Valeria Perdonò illumina la scena in "After the end"
Nel 2005, Londra fu funestata da un terribile attacco terroristico,
e di quell’anno è la pièce in un atto, “After the End”, che Valeria
Perdonò e Alessandro Lussiana, per la regia di Luca Ligato, hanno
portato nello Spazio Studio S. Orsola. Ne è autore Dennis Kelly,
45enne inglese di famiglia irlandese, allora alla sua terza prova,
che nel frattempo ha arricchito di molti altri titoli. Un testo di
vera provocazione ma dalle scansioni uomo-donna un po’ troppo
prevedibili.
Si immagina che due giovani siano sopravvissuti a una esplosione
nucleare che ha raso al suolo molti quartieri della città. Che Mark
abbia trasportato Louise svenuta in un rifugio di antica costruzione,
quando impazzava la paranoia antisovietica, e che lui ha conservato
e restaurato portandovi cassette di viveri per qualsiasi evenienza.
Nel corso dello spettacolo, i dialoghi di scena sono spezzettati da
improvvise oscurità rinforzate dal rimbombo di esplosioni. Ignoriamo
quale sia la reale portata dei fatti esterni, e quanto debbano
all’immaginazione di Mark che, dopo un sommario resoconto all’amica
rinvenuta, pare interessato a illustrarle il posto e la garanzia di
una sopravvivenza per due settimane, a intrattenerla con dei
passatempi e a informarsi del suo stato sentimentale nei confronti
di un ragazzo che era con loro al pub. Nel frattempo, Louise ascolta
distrattamente, si esprime concitatamente tentando a sua volta di
parlare, e prende a girare in tondo come un animaletto spaventato,
in cattività. E se progressivamente si acquieta, in qualche modo
cerca di adeguarsi alle direttive di Mark, che suonano davvero
strambe, e più che sospette.
Ciò che si rappresenta è uno spazio nudo, un tavolo, una sedia, e
lampade in forma di gocce, più una radio muta. Uno spazio privo di
regole che non siano quelle del signore del luogo che così può
esercitare il suo potere. Mark presenta una mente infantile,
perversa. Non aspettava altro che si verificasse la circostanza di
pericolo, per isolarsi con il corpo femminile che più apprezza e
desidera. E Louise non intuisce il pericolo prestandosi al suo gioco
di fantasia (Dungeons and Dragons). Ma poi pretende di uscire, anche
perché sente delle voci scendere dalla botola, e lui le raziona il
cibo, la affama e, come nell’immaginario italiano anni ’80 di Marco
Ferreri, l’equazione amore/reclusione, incatena come una cagna.

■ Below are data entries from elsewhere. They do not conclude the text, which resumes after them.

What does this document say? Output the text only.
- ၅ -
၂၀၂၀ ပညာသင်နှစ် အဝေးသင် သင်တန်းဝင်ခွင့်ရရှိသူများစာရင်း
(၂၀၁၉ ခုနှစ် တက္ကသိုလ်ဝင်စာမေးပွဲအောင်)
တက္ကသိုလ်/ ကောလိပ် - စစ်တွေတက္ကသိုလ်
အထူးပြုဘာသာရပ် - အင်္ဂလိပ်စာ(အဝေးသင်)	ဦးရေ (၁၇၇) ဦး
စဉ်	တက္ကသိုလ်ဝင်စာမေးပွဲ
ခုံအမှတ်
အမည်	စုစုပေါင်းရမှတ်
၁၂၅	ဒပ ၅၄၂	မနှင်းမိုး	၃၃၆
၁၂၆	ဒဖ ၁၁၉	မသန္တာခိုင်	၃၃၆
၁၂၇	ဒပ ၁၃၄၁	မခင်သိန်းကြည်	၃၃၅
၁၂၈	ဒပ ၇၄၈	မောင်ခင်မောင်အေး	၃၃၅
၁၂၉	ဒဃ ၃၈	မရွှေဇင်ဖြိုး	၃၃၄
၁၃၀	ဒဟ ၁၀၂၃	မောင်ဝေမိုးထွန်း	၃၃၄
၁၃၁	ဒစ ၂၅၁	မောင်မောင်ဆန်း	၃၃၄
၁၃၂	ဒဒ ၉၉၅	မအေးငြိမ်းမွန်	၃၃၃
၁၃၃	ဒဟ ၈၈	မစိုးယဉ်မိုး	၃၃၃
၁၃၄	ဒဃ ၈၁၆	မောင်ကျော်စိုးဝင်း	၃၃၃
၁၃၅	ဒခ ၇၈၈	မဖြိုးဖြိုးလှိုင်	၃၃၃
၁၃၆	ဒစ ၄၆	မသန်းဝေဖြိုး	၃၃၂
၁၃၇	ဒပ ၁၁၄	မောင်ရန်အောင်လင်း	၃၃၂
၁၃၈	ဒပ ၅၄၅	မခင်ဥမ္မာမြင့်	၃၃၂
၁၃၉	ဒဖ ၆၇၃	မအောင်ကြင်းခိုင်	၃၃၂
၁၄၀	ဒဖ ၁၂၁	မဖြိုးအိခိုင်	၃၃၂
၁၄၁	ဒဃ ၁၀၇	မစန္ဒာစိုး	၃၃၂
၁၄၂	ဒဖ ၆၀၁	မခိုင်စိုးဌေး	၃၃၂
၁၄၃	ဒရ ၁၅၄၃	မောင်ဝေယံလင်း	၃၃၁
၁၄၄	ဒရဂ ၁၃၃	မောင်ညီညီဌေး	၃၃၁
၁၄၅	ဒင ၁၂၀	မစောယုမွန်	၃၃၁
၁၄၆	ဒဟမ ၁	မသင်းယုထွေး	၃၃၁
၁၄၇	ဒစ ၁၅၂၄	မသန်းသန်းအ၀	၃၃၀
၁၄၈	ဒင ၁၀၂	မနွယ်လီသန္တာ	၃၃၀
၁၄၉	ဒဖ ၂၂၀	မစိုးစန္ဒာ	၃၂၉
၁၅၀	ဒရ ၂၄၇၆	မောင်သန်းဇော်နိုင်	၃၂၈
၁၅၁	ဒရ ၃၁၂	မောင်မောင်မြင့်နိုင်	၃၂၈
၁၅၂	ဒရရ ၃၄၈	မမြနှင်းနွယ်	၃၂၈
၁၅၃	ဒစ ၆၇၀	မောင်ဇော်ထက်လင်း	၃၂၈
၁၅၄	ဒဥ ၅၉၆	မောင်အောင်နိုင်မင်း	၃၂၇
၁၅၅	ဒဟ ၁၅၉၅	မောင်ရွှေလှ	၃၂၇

Oltre a sopraffarla, la stupra. E, per l’eco dell’immaginario
inglese, si pensa a Edward Bond e più ancora a Sarah Kane di
“Psychosis”. Una lotta per la vita e per la morte si scatena tra i
due, sino a che una luce forte piove dall’alto. Ed è il finale, il
momento teatrale più interessante e pertinente dello spettacolo.
Piace molto la Louise di Valeria Perdonò, per i suoi scatti, le
frenesie, le calme apparenti, gli errori e le rivalse, e l’ultimo
monologo con tono freddo e impassibile, a parte un piccolo cedimento
all’emozione, che rivela la sua vulnerabilità, il ricordo di quelle
due settimane con un pazzo cui non era del tutto insensibile. Nella
sgradevolezza del ruolo, non dispiace la goffaggine che cela la
violenza propria dei frustrati, di Alessandro Lussiana.